Pierwsza i podstawowa zasada kupowania sprzętu "dla graczy" - nie kupuje się go.
Poza myszkami, względnie klawiaturami (szczególnie ostatnio, gdy na rynek weszły mechaniczne - choć mechaniczne dla graczy są najdalej od wygody jakie taki typ klawiatur prezentuje) wszystko inne jest
absolutnie nigdy, przenigdy nie warte swojej ceny. Dlaczego? Ano dlatego, że gracze:
- to nisza, która wydaje dużo - gracze, którzy decydują się na tego typu sprzęt mają za dużo pieniędzy w portfelu i przeznaczają go na ciągłe upgrade'y, najwyższe modele etc.

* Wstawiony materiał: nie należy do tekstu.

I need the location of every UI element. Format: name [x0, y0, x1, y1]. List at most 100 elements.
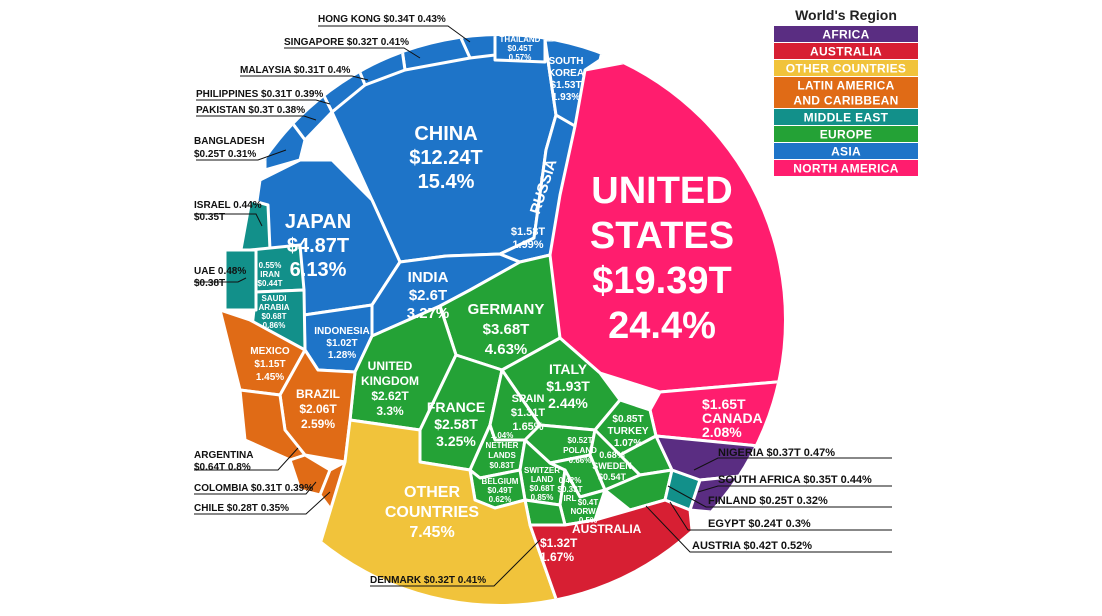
label-sweden-line: SWEDEN [592, 461, 632, 471]
legend-label-line: EUROPE [820, 128, 872, 142]
label-thailand-line: 0.57% [509, 53, 532, 62]
label-iran-line: IRAN [260, 270, 280, 279]
label-philippines-line: PHILIPPINES $0.31T 0.39% [196, 89, 323, 100]
label-sweden-line: $0.54T [598, 472, 627, 482]
label-finland-line: FINLAND $0.25T 0.32% [708, 495, 828, 507]
label-netherlands-line: $0.83T [490, 461, 515, 470]
legend-label-line: MIDDLE EAST [804, 111, 889, 125]
legend-label-latin-america-and-caribbean: LATIN AMERICA AND CARIBBEAN [793, 79, 898, 108]
label-sweden-line: 0.68% [599, 450, 625, 460]
label-brazil-line: BRAZIL [296, 387, 340, 401]
label-china-line: 15.4% [418, 171, 475, 193]
label-argentina: ARGENTINA $0.64T 0.8% [194, 450, 253, 473]
label-norway: $0.4T NORWAY 0.5% [570, 498, 606, 525]
label-egypt: EGYPT $0.24T 0.3% [708, 518, 811, 530]
label-israel-line: $0.35T [194, 212, 225, 223]
label-mexico: MEXICO $1.15T 1.45% [250, 346, 290, 383]
label-malaysia: MALAYSIA $0.31T 0.4% [240, 65, 351, 76]
legend-swatch-middle-east [774, 109, 918, 125]
label-india-line: INDIA [408, 269, 449, 286]
label-ireland-line: IRL [564, 494, 577, 503]
label-spain-line: $1.31T [511, 407, 546, 419]
label-switzerland-line: 0.85% [531, 493, 554, 502]
label-switzerland: SWITZER LAND $0.68T 0.85% [524, 466, 560, 502]
label-united-states-line: 24.4% [608, 305, 716, 347]
legend-label-asia: ASIA [831, 145, 861, 159]
label-china-line: $12.24T [409, 147, 482, 169]
label-egypt-line: EGYPT $0.24T 0.3% [708, 518, 811, 530]
legend-label-line: AUSTRALIA [810, 45, 882, 59]
label-japan-line: $4.87T [287, 235, 349, 257]
label-netherlands-line: LANDS [488, 451, 516, 460]
label-south-africa-line: SOUTH AFRICA $0.35T 0.44% [718, 474, 872, 486]
label-canada-line: $1.65T [702, 396, 746, 412]
label-switzerland-line: LAND [531, 475, 553, 484]
label-russia-line: $1.58T [511, 226, 546, 238]
label-switzerland-line: $0.68T [530, 484, 555, 493]
label-malaysia-line: MALAYSIA $0.31T 0.4% [240, 65, 351, 76]
label-uae: UAE 0.48% $0.38T [194, 266, 246, 289]
legend-label-africa: AFRICA [822, 28, 869, 42]
label-italy-line: $1.93T [546, 378, 590, 394]
label-poland: $0.52T POLAND 0.66% [563, 436, 597, 465]
label-poland-line: 0.66% [569, 456, 592, 465]
legend-label-australia: AUSTRALIA [810, 45, 882, 59]
label-germany-line: $3.68T [483, 321, 530, 338]
label-hong-kong-line: HONG KONG $0.34T 0.43% [318, 14, 446, 25]
label-south-africa: SOUTH AFRICA $0.35T 0.44% [718, 474, 872, 486]
label-indonesia: INDONESIA $1.02T 1.28% [314, 326, 370, 361]
label-south-korea-line: $1.53T [550, 80, 581, 91]
label-saudi-arabia: SAUDI ARABIA $0.68T 0.86% [258, 294, 289, 330]
label-austria-line: AUSTRIA $0.42T 0.52% [692, 540, 812, 552]
label-united-kingdom-line: UNITED [368, 359, 413, 373]
cell-labels: UNITED STATES $19.39T 24.4%$1.65T CANADA 2.08… [194, 14, 872, 586]
label-spain-line: 1.65% [512, 421, 543, 433]
label-denmark: DENMARK $0.32T 0.41% [370, 575, 486, 586]
label-spain: SPAIN $1.31T 1.65% [511, 393, 546, 433]
label-denmark-line: DENMARK $0.32T 0.41% [370, 575, 486, 586]
label-australia-line: 1.67% [540, 550, 574, 564]
legend-label-line: ASIA [831, 145, 861, 159]
legend-swatch-other-countries [774, 60, 918, 76]
label-other-countries-line: COUNTRIES [385, 504, 480, 521]
label-uae-line: $0.38T [194, 278, 225, 289]
label-sweden: 0.68% SWEDEN $0.54T [592, 450, 632, 482]
label-poland-line: POLAND [563, 446, 597, 455]
label-uae-line: UAE 0.48% [194, 266, 246, 277]
label-canada: $1.65T CANADA 2.08% [702, 396, 763, 440]
label-united-states-line: STATES [590, 215, 734, 257]
label-philippines: PHILIPPINES $0.31T 0.39% [196, 89, 323, 100]
label-mexico-line: $1.15T [254, 359, 285, 370]
label-iran-line: 0.55% [259, 261, 282, 270]
label-switzerland-line: SWITZER [524, 466, 560, 475]
label-india: INDIA $2.6T 3.27% [407, 269, 450, 322]
legend-swatch-north-america [774, 160, 918, 176]
label-other-countries: OTHER COUNTRIES 7.45% [385, 484, 480, 541]
label-bangladesh: BANGLADESH $0.25T 0.31% [194, 136, 265, 160]
legend-label-north-america: NORTH AMERICA [793, 162, 898, 176]
label-japan: JAPAN $4.87T 6.13% [285, 211, 351, 281]
legend-label-line: LATIN AMERICA [797, 79, 894, 93]
label-south-korea-line: 1.93% [552, 92, 580, 103]
label-indonesia-line: INDONESIA [314, 326, 370, 337]
legend-label-other-countries: OTHER COUNTRIES [786, 62, 907, 76]
label-germany-line: 4.63% [485, 341, 528, 358]
label-india-line: $2.6T [409, 287, 447, 304]
label-belgium-line: 0.62% [489, 495, 512, 504]
label-germany-line: GERMANY [468, 301, 545, 318]
legend-label-middle-east: MIDDLE EAST [804, 111, 889, 125]
label-mexico-line: 1.45% [256, 372, 284, 383]
label-colombia-line: COLOMBIA $0.31T 0.39% [194, 483, 313, 494]
label-thailand: THAILAND $0.45T 0.57% [500, 35, 541, 62]
label-ireland: 0.42% $0.33T IRL [558, 476, 583, 503]
label-iran: 0.55% IRAN $0.44T [258, 261, 283, 288]
label-iran-line: $0.44T [258, 279, 283, 288]
label-netherlands-line: NETHER [486, 441, 519, 450]
label-thailand-line: $0.45T [508, 44, 533, 53]
label-norway-line: NORWAY [570, 507, 606, 516]
legend-swatch-australia [774, 43, 918, 59]
label-italy-line: 2.44% [548, 395, 588, 411]
label-turkey-line: $0.85T [612, 414, 643, 425]
label-united-kingdom-line: KINGDOM [361, 374, 419, 388]
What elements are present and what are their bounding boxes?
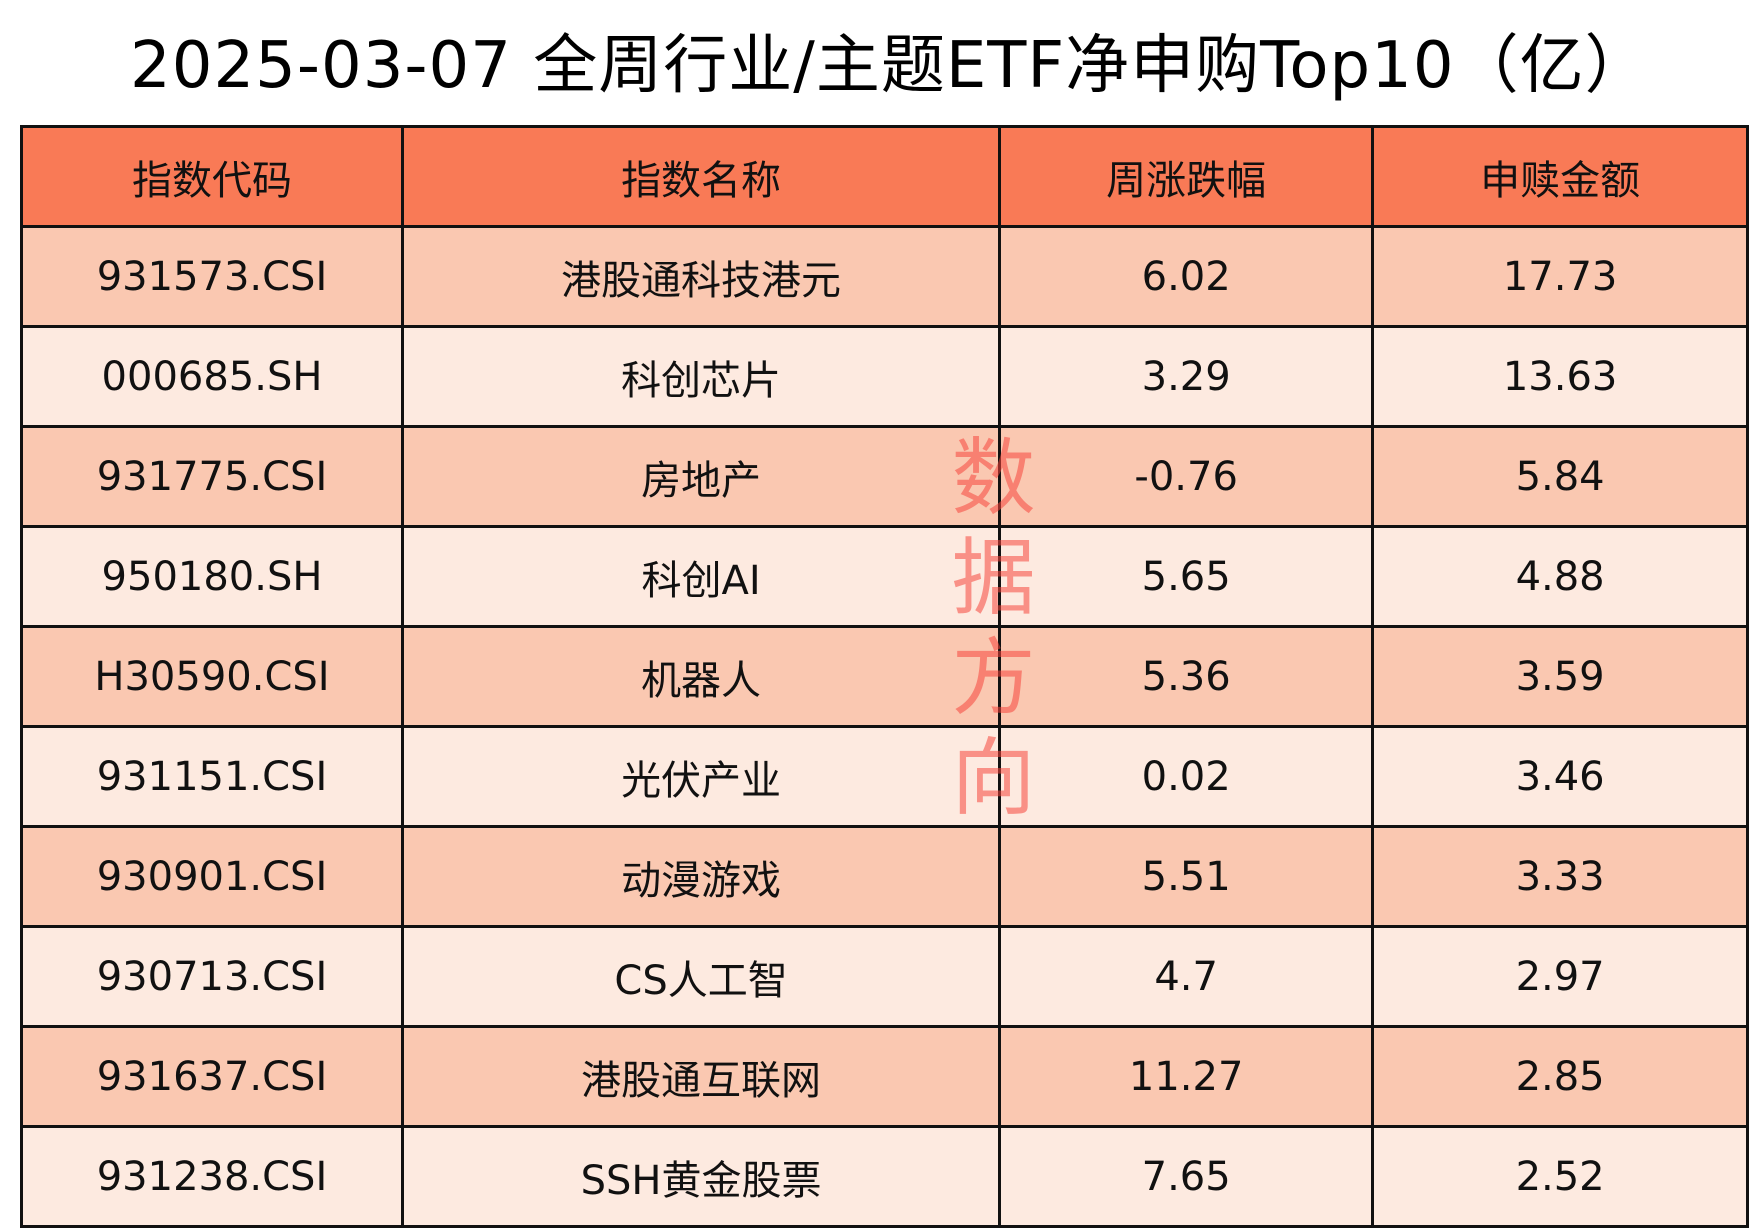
cell-net-flow: 3.46 bbox=[1371, 725, 1749, 828]
cell-net-flow: 3.33 bbox=[1371, 825, 1749, 928]
cell-index-name: 科创芯片 bbox=[400, 325, 1002, 428]
header-weekly-change: 周涨跌幅 bbox=[998, 125, 1375, 228]
cell-index-code: 931573.CSI bbox=[20, 225, 404, 328]
table-row: 930713.CSI CS人工智 4.7 2.97 bbox=[20, 925, 1749, 1028]
cell-index-code: 950180.SH bbox=[20, 525, 404, 628]
table-header-row: 指数代码 指数名称 周涨跌幅 申赎金额 bbox=[20, 125, 1749, 228]
cell-index-name: 光伏产业 bbox=[400, 725, 1002, 828]
table-row: 931775.CSI 房地产 -0.76 5.84 bbox=[20, 425, 1749, 528]
cell-weekly-change: 3.29 bbox=[998, 325, 1375, 428]
cell-weekly-change: 0.02 bbox=[998, 725, 1375, 828]
cell-index-code: 931775.CSI bbox=[20, 425, 404, 528]
header-index-name: 指数名称 bbox=[400, 125, 1002, 228]
cell-weekly-change: 5.36 bbox=[998, 625, 1375, 728]
cell-index-code: 931151.CSI bbox=[20, 725, 404, 828]
cell-weekly-change: 6.02 bbox=[998, 225, 1375, 328]
cell-index-code: 930901.CSI bbox=[20, 825, 404, 928]
header-index-code: 指数代码 bbox=[20, 125, 404, 228]
table-row: H30590.CSI 机器人 5.36 3.59 bbox=[20, 625, 1749, 728]
cell-net-flow: 3.59 bbox=[1371, 625, 1749, 728]
table-row: 930901.CSI 动漫游戏 5.51 3.33 bbox=[20, 825, 1749, 928]
cell-weekly-change: 7.65 bbox=[998, 1125, 1375, 1228]
table-row: 931573.CSI 港股通科技港元 6.02 17.73 bbox=[20, 225, 1749, 328]
cell-net-flow: 13.63 bbox=[1371, 325, 1749, 428]
cell-index-code: 000685.SH bbox=[20, 325, 404, 428]
cell-weekly-change: 4.7 bbox=[998, 925, 1375, 1028]
cell-index-name: 港股通互联网 bbox=[400, 1025, 1002, 1128]
cell-index-name: 房地产 bbox=[400, 425, 1002, 528]
cell-index-code: 930713.CSI bbox=[20, 925, 404, 1028]
cell-net-flow: 2.52 bbox=[1371, 1125, 1749, 1228]
cell-index-code: 931637.CSI bbox=[20, 1025, 404, 1128]
page-title: 2025-03-07 全周行业/主题ETF净申购Top10（亿） bbox=[130, 29, 1650, 103]
cell-index-name: 动漫游戏 bbox=[400, 825, 1002, 928]
cell-weekly-change: 11.27 bbox=[998, 1025, 1375, 1128]
cell-weekly-change: 5.65 bbox=[998, 525, 1375, 628]
table-row: 931238.CSI SSH黄金股票 7.65 2.52 bbox=[20, 1125, 1749, 1228]
cell-index-code: H30590.CSI bbox=[20, 625, 404, 728]
cell-index-name: 科创AI bbox=[400, 525, 1002, 628]
table-row: 931151.CSI 光伏产业 0.02 3.46 bbox=[20, 725, 1749, 828]
cell-net-flow: 2.85 bbox=[1371, 1025, 1749, 1128]
cell-index-name: SSH黄金股票 bbox=[400, 1125, 1002, 1228]
cell-index-name: CS人工智 bbox=[400, 925, 1002, 1028]
cell-weekly-change: -0.76 bbox=[998, 425, 1375, 528]
cell-index-name: 机器人 bbox=[400, 625, 1002, 728]
header-net-flow: 申赎金额 bbox=[1371, 125, 1749, 228]
cell-net-flow: 2.97 bbox=[1371, 925, 1749, 1028]
cell-weekly-change: 5.51 bbox=[998, 825, 1375, 928]
cell-net-flow: 4.88 bbox=[1371, 525, 1749, 628]
cell-net-flow: 5.84 bbox=[1371, 425, 1749, 528]
cell-index-name: 港股通科技港元 bbox=[400, 225, 1002, 328]
cell-net-flow: 17.73 bbox=[1371, 225, 1749, 328]
table-row: 950180.SH 科创AI 5.65 4.88 bbox=[20, 525, 1749, 628]
cell-index-code: 931238.CSI bbox=[20, 1125, 404, 1228]
table-row: 000685.SH 科创芯片 3.29 13.63 bbox=[20, 325, 1749, 428]
etf-table: 指数代码 指数名称 周涨跌幅 申赎金额 931573.CSI 港股通科技港元 6.0… bbox=[20, 125, 1749, 1228]
table-row: 931637.CSI 港股通互联网 11.27 2.85 bbox=[20, 1025, 1749, 1128]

- Są przekonani o swoim uprzywilejowaniu - że spędzają przed komputerem dużo czasu, że potrzebują specjalnych funkcji
- Kupują sprzęt detalicznie - nie ma tu presji, jak przy wyborze sprzętu dla np. całego biura
- Prosto nimi manipulować, bo lubią się elitaryzować - "patrz, mam taki monitor jak na IEM-ie komentatorzy!"
Praktycznie cały sprzęt "dla graczy" jest kiepskiej jakości - słuchawki zamiast dobrze grać świecą i rzygają tęczą, mikrofony pierdzą, ale są na headsecie i wiele innych.

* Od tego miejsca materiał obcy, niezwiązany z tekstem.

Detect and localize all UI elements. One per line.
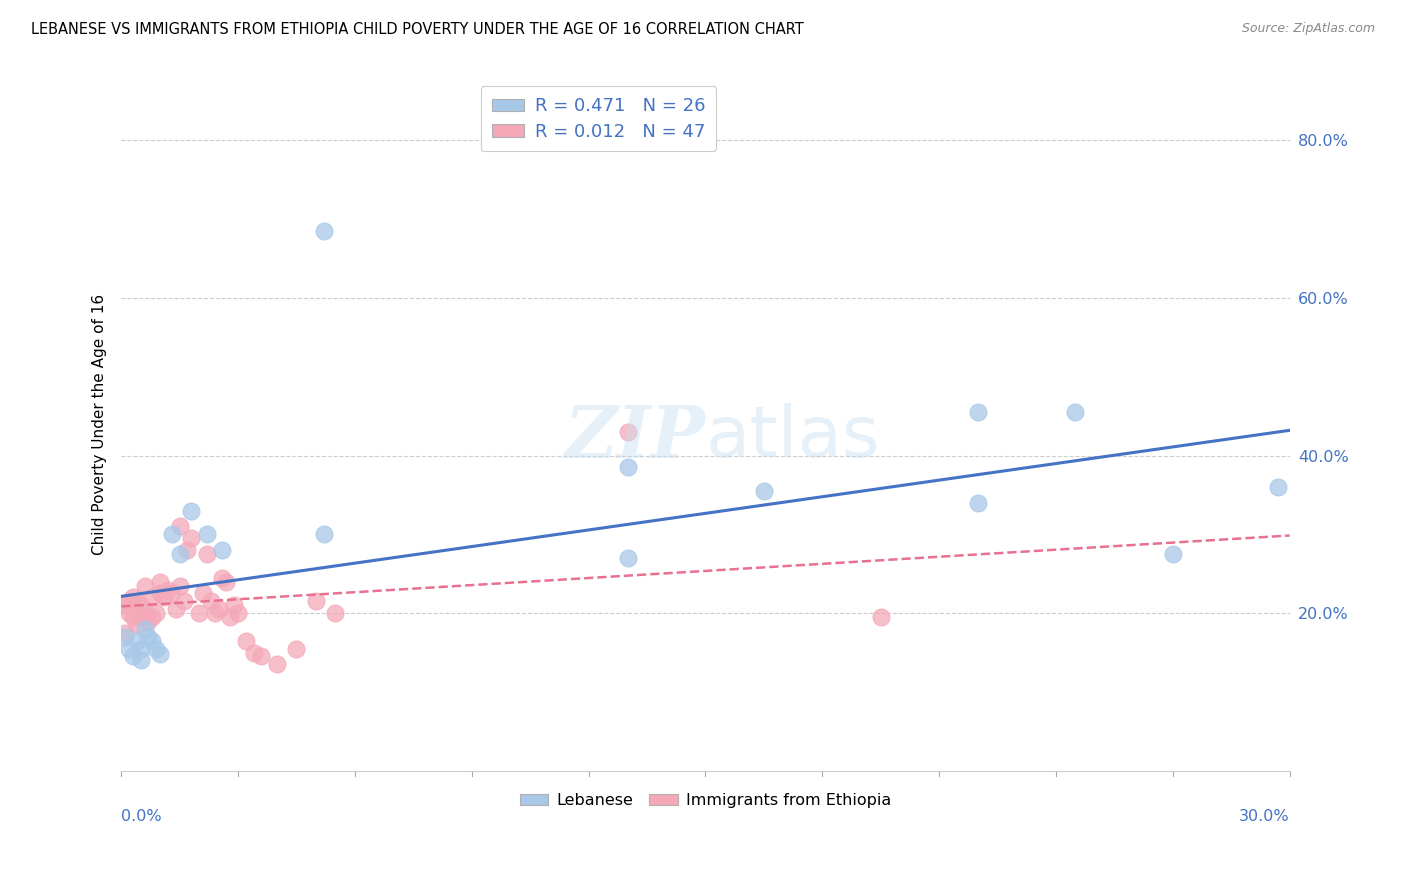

Marketing dla graczy, choć skuteczny jak diabli, jest drogi - umowy z organizatorami turniejów na pokazanie ładnie ich produktów podczas transmisji, sponsoringi, filmy sponsorowane na tubach. Taki sprzęt nie ma prawa być warty swej ceny, bo cała para z gwizdka idzie w marketing.

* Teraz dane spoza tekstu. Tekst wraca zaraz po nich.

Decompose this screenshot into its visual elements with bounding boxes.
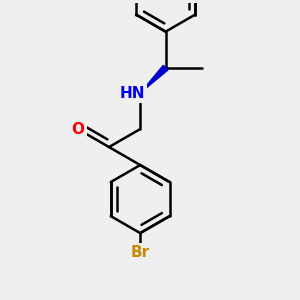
Text: HN: HN <box>120 85 145 100</box>
Text: Br: Br <box>130 245 150 260</box>
Polygon shape <box>140 65 168 93</box>
Text: O: O <box>71 122 84 136</box>
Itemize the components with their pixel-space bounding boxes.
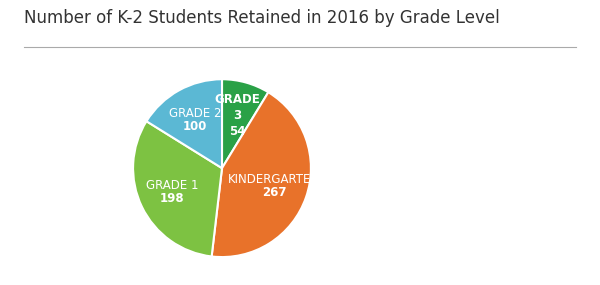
Wedge shape <box>222 79 268 168</box>
Text: GRADE 1: GRADE 1 <box>146 179 199 192</box>
Text: 198: 198 <box>160 192 185 205</box>
Wedge shape <box>146 79 222 168</box>
Text: GRADE 2: GRADE 2 <box>169 107 221 120</box>
Text: KINDERGARTEN: KINDERGARTEN <box>228 173 320 186</box>
Text: Number of K-2 Students Retained in 2016 by Grade Level: Number of K-2 Students Retained in 2016 … <box>24 9 500 27</box>
Text: 100: 100 <box>183 120 208 133</box>
Wedge shape <box>212 92 311 257</box>
Wedge shape <box>133 121 222 256</box>
Text: 267: 267 <box>262 186 286 199</box>
Text: GRADE
3
54: GRADE 3 54 <box>214 93 260 138</box>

Więc zamiast szukać wypasionego fotela jak na ESL-u czy MLG, kup sobie po prostu
dobry, biurowy fotel. Też będzie wygodny, a być może nawet bardziej - bo ludzie siedzą osiem godzin przed Excelem bardziej przejmują się swoim zdrowiem, a tu nie trzeba iść na kompromis, by fotel wyglądał równie cool jak z wyścigówki Ferrari.